I hug my daughter from behind, kiss her on her head. “Ice cold,” I say.

She repeats what I say right after me. “Ice cold.” This makes me feel like I’m starting to do damn good as a daddy.

“I mean, I know you’re a failed comic-book artist, but since you’re my parental unit I value your opinion,” Tal tells me.

And this pisses me off the whole ride to Irv’s apartment. I already know I’m a failure. That doesn’t mean I want to be called a failure by any voice not in my head. Certainly not by my own daughter. The fact that, again, I know I’m a failure, just infuriates me further. I grip the wheel. I get to the turn for the highway but I take the long, beautiful way instead, and it’s a damn nice day and I should enjoy it. But I’m still pissed off. Winding down the Wissahickon’s stream, out onto the Schuylkill River. It gives me time to take in the green space and the water and reflect on just how pissed off I am.

“It’s so funny. Last August you were basically a white girl. It was all, ‘the blacks’ then, remember? Not even a year later and you’re another Mulatta Militant,” is the first thing I say, after a while.

“Jews aren’t really ‘white,’ in the racial sense,” Tal informs me, looking out the window so she doesn’t see the self-restraint it takes for me not to immediately respond.

“I still can’t believe you never went to the African American Museum. The whole time you were growing up in Philly. I guess white people just don’t go to black museums.” I thought I was changing the subject. Even when I stop talking, I think, thank God I changed the goddamn subject.

“Well, who’s fucking fault is it I grew up around only white people?”

“Mine,” I say. Then, “Don’t say ‘fuck.’ To your father.”

I don’t say any more till we hit the Parkway. Past the art museum, past Logan Circle. I was going to tell her a story, about how my dad’s family came to this part of the city from Ireland almost two hundred years ago, how they lived around this neighborhood until the 1950s, when the GI Bill allowed them to slip into the middle class. Driving past the natural history museum, I was going to tell the story of how my dad would take me to see the dinosaur bones, because I liked the idea of a world without humans and because he liked that it was free on Saturdays. I don’t say anything, though. As we’re stopped at a red light, our eyes meet for a second when Tal realizes I’m looking at her, then I have a green so I turn and sigh.

“You hated my sculpture,” Tal tells me. The damn two-toned cock monster is still sitting on her lap.

“I didn’t hate your piece, honey. It’s just, when you create art about race, about blackness, you have to deal with the historical weight of the images that came before. You have to understand the ways art was used to diminish us, to dehumanize us. To negotiate all that, you have be informed, not just artistically, but also culturally. You can’t just bludgeon the concept with heavy-handed imagery.”

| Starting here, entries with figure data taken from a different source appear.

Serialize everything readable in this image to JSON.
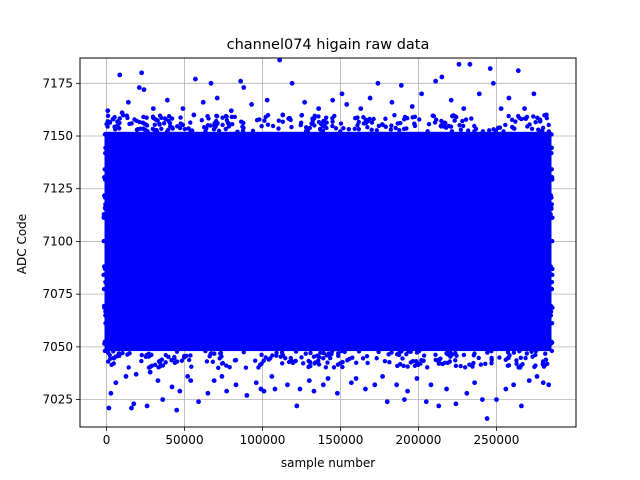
{
  "chart_data": {
    "type": "scatter",
    "title": "channel074 higain raw data",
    "xlabel": "sample number",
    "ylabel": "ADC Code",
    "xlim": [
      -17000,
      301000
    ],
    "ylim": [
      7012,
      7187
    ],
    "xticks": [
      0,
      50000,
      100000,
      150000,
      200000,
      250000
    ],
    "xtick_labels": [
      "0",
      "50000",
      "100000",
      "150000",
      "200000",
      "250000"
    ],
    "yticks": [
      7025,
      7050,
      7075,
      7100,
      7125,
      7150,
      7175
    ],
    "ytick_labels": [
      "7025",
      "7050",
      "7075",
      "7100",
      "7125",
      "7150",
      "7175"
    ],
    "grid": true,
    "marker_color": "#0000ff",
    "series": [
      {
        "dense_band": {
          "x_range": [
            0,
            284000
          ],
          "y_range": [
            7048,
            7152
          ]
        },
        "points": [
          [
            800,
            7162
          ],
          [
            1500,
            7021
          ],
          [
            2800,
            7028
          ],
          [
            4200,
            7158
          ],
          [
            6000,
            7033
          ],
          [
            8500,
            7179
          ],
          [
            10000,
            7161
          ],
          [
            12500,
            7036
          ],
          [
            14000,
            7166
          ],
          [
            16000,
            7021
          ],
          [
            17500,
            7023
          ],
          [
            19000,
            7037
          ],
          [
            21000,
            7173
          ],
          [
            22500,
            7180
          ],
          [
            24000,
            7172
          ],
          [
            26000,
            7022
          ],
          [
            28000,
            7038
          ],
          [
            30000,
            7163
          ],
          [
            33000,
            7034
          ],
          [
            36000,
            7025
          ],
          [
            39000,
            7167
          ],
          [
            42000,
            7031
          ],
          [
            45000,
            7020
          ],
          [
            47000,
            7029
          ],
          [
            49000,
            7163
          ],
          [
            52000,
            7036
          ],
          [
            54000,
            7034
          ],
          [
            56000,
            7160
          ],
          [
            57000,
            7177
          ],
          [
            59000,
            7024
          ],
          [
            62000,
            7166
          ],
          [
            65000,
            7028
          ],
          [
            67000,
            7175
          ],
          [
            69000,
            7034
          ],
          [
            71000,
            7168
          ],
          [
            74000,
            7036
          ],
          [
            77000,
            7029
          ],
          [
            80000,
            7162
          ],
          [
            83000,
            7032
          ],
          [
            86000,
            7176
          ],
          [
            88000,
            7173
          ],
          [
            90000,
            7027
          ],
          [
            93000,
            7165
          ],
          [
            96000,
            7033
          ],
          [
            99000,
            7030
          ],
          [
            101000,
            7029
          ],
          [
            103000,
            7167
          ],
          [
            106000,
            7036
          ],
          [
            108000,
            7030
          ],
          [
            111000,
            7186
          ],
          [
            113000,
            7160
          ],
          [
            116000,
            7032
          ],
          [
            119000,
            7175
          ],
          [
            122000,
            7022
          ],
          [
            124000,
            7030
          ],
          [
            127000,
            7166
          ],
          [
            130000,
            7034
          ],
          [
            133000,
            7029
          ],
          [
            136000,
            7163
          ],
          [
            139000,
            7032
          ],
          [
            142000,
            7035
          ],
          [
            145000,
            7167
          ],
          [
            148000,
            7028
          ],
          [
            151000,
            7170
          ],
          [
            154000,
            7165
          ],
          [
            157000,
            7033
          ],
          [
            160000,
            7035
          ],
          [
            163000,
            7163
          ],
          [
            166000,
            7030
          ],
          [
            169000,
            7168
          ],
          [
            172000,
            7032
          ],
          [
            174000,
            7175
          ],
          [
            177000,
            7036
          ],
          [
            180000,
            7024
          ],
          [
            183000,
            7166
          ],
          [
            186000,
            7032
          ],
          [
            189000,
            7174
          ],
          [
            191000,
            7025
          ],
          [
            193000,
            7029
          ],
          [
            196000,
            7164
          ],
          [
            199000,
            7035
          ],
          [
            202000,
            7170
          ],
          [
            205000,
            7024
          ],
          [
            208000,
            7032
          ],
          [
            211000,
            7176
          ],
          [
            213000,
            7022
          ],
          [
            215000,
            7178
          ],
          [
            218000,
            7030
          ],
          [
            221000,
            7167
          ],
          [
            224000,
            7023
          ],
          [
            226000,
            7184
          ],
          [
            229000,
            7163
          ],
          [
            231000,
            7028
          ],
          [
            233000,
            7184
          ],
          [
            236000,
            7033
          ],
          [
            239000,
            7170
          ],
          [
            241000,
            7025
          ],
          [
            244000,
            7016
          ],
          [
            246000,
            7182
          ],
          [
            248000,
            7175
          ],
          [
            250000,
            7025
          ],
          [
            253000,
            7163
          ],
          [
            256000,
            7030
          ],
          [
            258000,
            7168
          ],
          [
            261000,
            7032
          ],
          [
            264000,
            7181
          ],
          [
            266000,
            7022
          ],
          [
            268000,
            7163
          ],
          [
            271000,
            7034
          ],
          [
            274000,
            7170
          ],
          [
            276000,
            7036
          ],
          [
            278000,
            7157
          ],
          [
            280000,
            7033
          ],
          [
            282000,
            7160
          ],
          [
            283500,
            7032
          ]
        ]
      }
    ]
  }
}
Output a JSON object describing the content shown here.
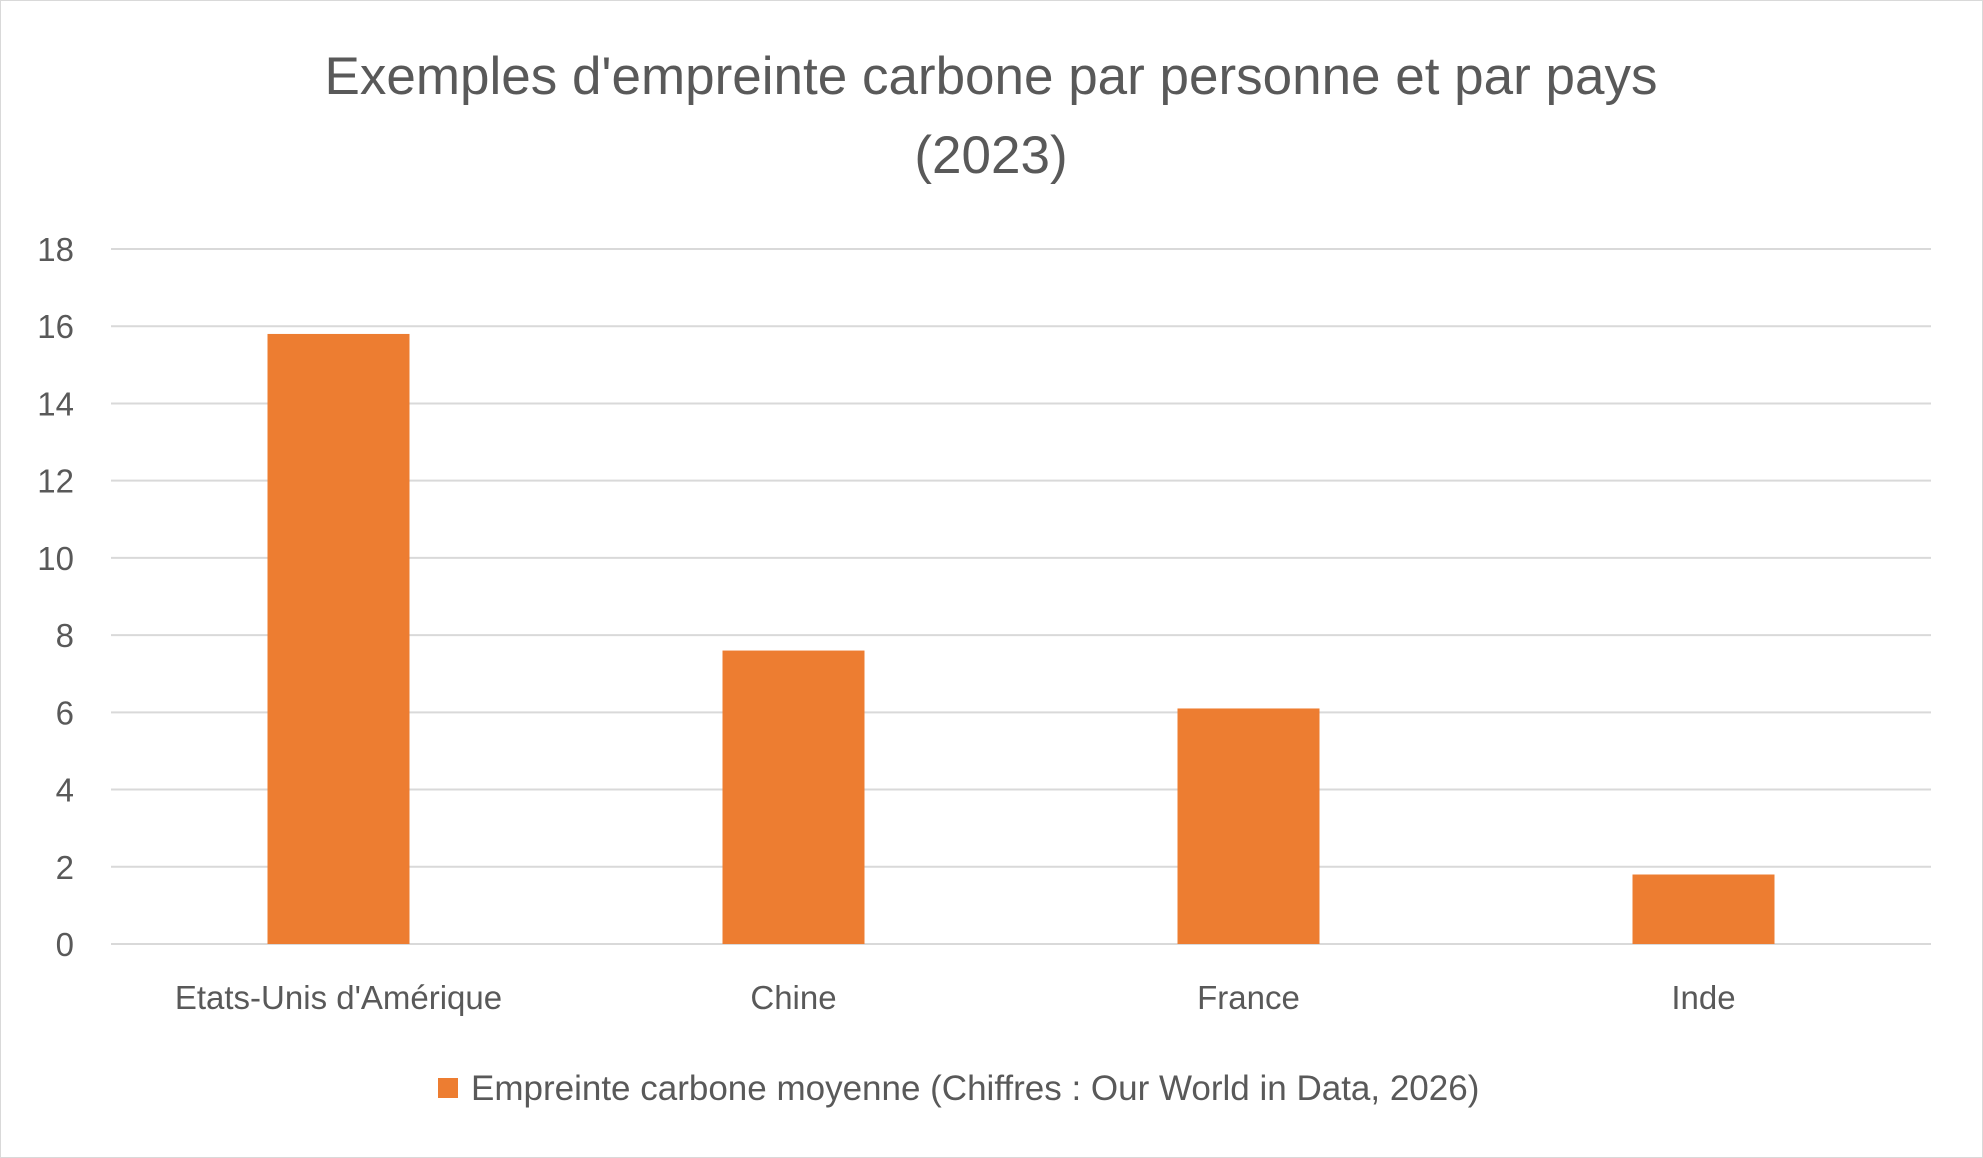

“Sun loved it. Sun said it was, ‘as brutal as it was insightful.’ ” Tal pauses for effect, nods her head a few seconds after she finishes to make sure it’s sunk into my head. “I hate to say this, Father, but I think you’re responding this way because of me saying that you’re an ex-comic-book artist—”

“You said, ‘failed.’ ”

“I meant ex—”

“Daughter, I’m not an ‘ex-’ anything. I’m an artist. An illustrator. And I do comics. I don’t know if you noticed, but I’ve been kind of busy of late. Mostly with you.”

“Which I only said because I haven’t really seen you do any work the whole time I’ve known you.”

“You’ve only known me for a few months.” I say it. Instantly, I hate that I say it. The guy that says that, he’s a huge asshole. Three more blocks. Then I park the car. Illegally, in the tow-away zone. We’re at Irv’s corner anyway. Once the Bug is shut off, I turn to apologize to her, but Tal’s already got the door open. “Tal! I told Tosha we’d be there now. Hurry!”